Drugs In Your Drinking Water

  Metformin, a drug for diabetes, is currently in every sample of drinking water worldwide. The concentration of Metformin in these samples are up to 50% above environmental safety standards. Metformin is the most widely prescribed drug in the world. It suppresses glucose production in the liver. Since we do not metabolize Metformin, it leaves the body unaltered, entering world wide water sources and oceans within 24 hours.

  To date, the Environmental Protection Agency does not regulate pharmaceuticals in our drinking water or environment. In Lake Michigan, alone, 32 pharmaceuticals and personal products were present in the water. Fourteen of these measured high to medium concentrations of risk to the environment. Metformin is present 3 kilometers from the shores. The sediment around Lake Michigan contains 30 of the 32 pharmaceuticals and personal care products found in the lake.

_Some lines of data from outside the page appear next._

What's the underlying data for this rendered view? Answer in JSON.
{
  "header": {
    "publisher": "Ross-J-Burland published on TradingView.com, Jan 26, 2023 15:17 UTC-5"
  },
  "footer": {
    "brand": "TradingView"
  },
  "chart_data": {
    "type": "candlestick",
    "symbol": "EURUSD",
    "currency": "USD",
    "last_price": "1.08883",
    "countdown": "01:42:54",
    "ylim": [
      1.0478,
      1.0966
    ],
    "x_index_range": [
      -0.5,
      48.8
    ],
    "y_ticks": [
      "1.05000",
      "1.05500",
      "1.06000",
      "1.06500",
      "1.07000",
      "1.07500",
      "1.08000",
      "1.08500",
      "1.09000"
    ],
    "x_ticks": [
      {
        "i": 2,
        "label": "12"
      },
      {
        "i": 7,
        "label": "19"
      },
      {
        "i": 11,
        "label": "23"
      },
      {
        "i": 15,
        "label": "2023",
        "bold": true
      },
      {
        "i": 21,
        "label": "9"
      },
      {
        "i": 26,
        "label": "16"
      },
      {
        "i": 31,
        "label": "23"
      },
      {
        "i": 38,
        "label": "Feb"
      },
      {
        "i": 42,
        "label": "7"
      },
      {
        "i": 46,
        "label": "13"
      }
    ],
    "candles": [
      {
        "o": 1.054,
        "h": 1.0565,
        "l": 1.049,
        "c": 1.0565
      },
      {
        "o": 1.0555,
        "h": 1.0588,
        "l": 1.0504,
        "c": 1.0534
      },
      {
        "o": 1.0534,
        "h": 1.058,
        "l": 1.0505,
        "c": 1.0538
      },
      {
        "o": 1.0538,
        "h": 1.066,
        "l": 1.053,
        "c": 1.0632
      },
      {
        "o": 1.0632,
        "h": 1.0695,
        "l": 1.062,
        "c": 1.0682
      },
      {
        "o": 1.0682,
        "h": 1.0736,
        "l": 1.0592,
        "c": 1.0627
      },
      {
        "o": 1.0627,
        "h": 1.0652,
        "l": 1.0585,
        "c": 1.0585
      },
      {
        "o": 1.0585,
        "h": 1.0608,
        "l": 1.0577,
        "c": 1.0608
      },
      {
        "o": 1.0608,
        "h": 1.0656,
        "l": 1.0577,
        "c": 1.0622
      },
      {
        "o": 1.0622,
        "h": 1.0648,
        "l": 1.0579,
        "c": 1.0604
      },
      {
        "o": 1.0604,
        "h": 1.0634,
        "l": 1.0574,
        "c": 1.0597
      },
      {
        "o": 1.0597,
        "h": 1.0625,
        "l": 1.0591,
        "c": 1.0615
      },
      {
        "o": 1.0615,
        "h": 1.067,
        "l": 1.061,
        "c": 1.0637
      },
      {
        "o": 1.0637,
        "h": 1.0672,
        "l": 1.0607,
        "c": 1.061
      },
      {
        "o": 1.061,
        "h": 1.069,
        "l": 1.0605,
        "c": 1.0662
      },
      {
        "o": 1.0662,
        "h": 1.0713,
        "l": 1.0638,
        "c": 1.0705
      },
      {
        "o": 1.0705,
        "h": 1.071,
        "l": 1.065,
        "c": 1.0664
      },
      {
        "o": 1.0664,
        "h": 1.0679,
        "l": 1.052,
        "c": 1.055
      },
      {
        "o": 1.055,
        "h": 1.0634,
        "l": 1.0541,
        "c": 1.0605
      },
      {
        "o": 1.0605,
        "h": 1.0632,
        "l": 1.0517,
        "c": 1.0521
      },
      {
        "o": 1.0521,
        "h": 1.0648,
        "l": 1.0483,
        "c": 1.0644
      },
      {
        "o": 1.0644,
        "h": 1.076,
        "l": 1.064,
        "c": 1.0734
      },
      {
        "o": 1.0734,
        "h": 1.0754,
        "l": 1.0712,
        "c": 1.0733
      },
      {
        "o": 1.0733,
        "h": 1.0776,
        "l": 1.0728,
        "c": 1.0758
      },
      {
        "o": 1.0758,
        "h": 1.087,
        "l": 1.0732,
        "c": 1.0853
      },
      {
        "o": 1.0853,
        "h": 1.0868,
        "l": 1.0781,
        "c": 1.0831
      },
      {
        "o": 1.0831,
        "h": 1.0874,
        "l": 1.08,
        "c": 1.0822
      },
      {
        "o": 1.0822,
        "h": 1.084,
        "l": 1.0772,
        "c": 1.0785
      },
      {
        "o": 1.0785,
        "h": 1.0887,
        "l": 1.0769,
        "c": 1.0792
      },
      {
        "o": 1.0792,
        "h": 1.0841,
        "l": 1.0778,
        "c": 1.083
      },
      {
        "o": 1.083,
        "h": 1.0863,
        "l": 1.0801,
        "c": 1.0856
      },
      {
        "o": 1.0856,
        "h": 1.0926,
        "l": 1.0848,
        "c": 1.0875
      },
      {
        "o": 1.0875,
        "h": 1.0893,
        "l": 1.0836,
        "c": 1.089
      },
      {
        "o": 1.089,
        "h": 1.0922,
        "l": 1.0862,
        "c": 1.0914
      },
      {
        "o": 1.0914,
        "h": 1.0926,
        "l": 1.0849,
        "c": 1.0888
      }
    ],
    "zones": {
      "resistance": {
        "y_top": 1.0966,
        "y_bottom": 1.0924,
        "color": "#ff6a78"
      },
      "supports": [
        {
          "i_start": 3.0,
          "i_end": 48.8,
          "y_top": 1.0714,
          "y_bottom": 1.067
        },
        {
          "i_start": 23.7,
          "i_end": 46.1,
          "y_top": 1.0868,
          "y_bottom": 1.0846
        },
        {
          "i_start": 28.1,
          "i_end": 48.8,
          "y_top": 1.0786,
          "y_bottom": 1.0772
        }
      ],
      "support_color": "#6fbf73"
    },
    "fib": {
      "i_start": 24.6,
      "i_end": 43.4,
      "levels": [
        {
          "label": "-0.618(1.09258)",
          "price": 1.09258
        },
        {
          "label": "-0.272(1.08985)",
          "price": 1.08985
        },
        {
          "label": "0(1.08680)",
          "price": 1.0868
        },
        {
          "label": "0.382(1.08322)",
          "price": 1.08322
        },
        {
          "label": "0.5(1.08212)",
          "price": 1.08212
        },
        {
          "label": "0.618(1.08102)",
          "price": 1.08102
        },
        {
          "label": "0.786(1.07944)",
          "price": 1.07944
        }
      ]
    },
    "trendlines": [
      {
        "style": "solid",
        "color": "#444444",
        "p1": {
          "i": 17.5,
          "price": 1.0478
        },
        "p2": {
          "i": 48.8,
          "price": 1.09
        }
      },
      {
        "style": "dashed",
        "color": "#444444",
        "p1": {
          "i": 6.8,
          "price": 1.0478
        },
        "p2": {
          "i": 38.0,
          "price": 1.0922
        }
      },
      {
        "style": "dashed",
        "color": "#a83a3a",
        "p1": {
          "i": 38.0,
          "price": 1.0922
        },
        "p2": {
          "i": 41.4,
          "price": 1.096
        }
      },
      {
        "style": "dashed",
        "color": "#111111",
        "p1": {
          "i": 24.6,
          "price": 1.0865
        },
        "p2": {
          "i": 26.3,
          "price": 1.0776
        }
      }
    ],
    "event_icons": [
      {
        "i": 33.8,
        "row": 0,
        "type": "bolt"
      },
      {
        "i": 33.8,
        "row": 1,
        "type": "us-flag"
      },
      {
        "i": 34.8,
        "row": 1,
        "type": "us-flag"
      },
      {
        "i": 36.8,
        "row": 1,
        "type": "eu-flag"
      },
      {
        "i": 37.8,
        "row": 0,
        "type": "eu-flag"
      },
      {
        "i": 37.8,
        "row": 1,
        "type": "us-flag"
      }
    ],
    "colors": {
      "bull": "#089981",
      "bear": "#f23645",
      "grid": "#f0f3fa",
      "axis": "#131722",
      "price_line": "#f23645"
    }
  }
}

  Metformin and many other pharmaceuticals leave water treatment plants unchanged. They do not degrade over time. These drugs pollute all of our waterways, seawater, and drinking water. They are not easy to detect and are projected to increase 5% annually for at least 5 years.

  Some drugs degrade into more toxic compounds. Effexor degrades into a different anti-depressant, Pristiq.

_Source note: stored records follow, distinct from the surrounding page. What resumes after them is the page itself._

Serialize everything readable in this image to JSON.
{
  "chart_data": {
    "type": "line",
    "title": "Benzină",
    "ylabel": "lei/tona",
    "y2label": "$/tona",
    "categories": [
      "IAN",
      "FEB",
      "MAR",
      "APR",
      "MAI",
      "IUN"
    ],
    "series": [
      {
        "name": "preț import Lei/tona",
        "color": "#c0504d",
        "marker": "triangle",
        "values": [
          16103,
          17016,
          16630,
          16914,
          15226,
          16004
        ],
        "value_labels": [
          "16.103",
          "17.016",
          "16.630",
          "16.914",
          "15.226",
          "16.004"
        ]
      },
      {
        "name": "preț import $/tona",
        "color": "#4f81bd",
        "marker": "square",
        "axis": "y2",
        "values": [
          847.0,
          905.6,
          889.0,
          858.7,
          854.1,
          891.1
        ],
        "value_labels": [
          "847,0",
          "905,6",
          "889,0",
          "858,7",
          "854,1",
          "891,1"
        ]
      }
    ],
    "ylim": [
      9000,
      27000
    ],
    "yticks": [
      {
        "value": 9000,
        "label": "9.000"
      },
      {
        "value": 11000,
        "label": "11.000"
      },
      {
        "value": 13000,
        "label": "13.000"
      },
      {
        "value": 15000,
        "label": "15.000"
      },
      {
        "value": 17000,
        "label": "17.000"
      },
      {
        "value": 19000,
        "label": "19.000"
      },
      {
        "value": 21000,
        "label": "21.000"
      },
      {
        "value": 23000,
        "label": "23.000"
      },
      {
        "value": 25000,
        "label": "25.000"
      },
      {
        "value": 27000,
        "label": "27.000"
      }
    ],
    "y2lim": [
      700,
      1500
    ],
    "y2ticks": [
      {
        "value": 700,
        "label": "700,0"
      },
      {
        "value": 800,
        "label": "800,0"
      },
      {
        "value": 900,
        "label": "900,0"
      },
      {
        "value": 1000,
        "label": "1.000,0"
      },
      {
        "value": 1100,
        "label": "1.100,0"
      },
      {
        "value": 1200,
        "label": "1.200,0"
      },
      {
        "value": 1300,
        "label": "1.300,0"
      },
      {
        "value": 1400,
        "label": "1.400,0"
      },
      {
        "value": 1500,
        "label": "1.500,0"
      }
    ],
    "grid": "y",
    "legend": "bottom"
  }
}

  Currently, the E.P.A. lists 8 hormones and 1 antibiotic drugs as possibly making water unsafe in our environment. Metformin was not believed to be an endocrine disruptor. However, Rebecca Klaper, University of Wisconsin and Milwaukee, found male minnows exposed to Metformin develop female gonads, weigh less, and produce fewer offspring. Metformin is now considered by researchers to be 1 of the drugs that cause major ecological consequences that we cannot change.

            Source: The Scientist, Megan Scudellari, Drugging the Environment, August 2015.

                                     Judy Griffin PhD.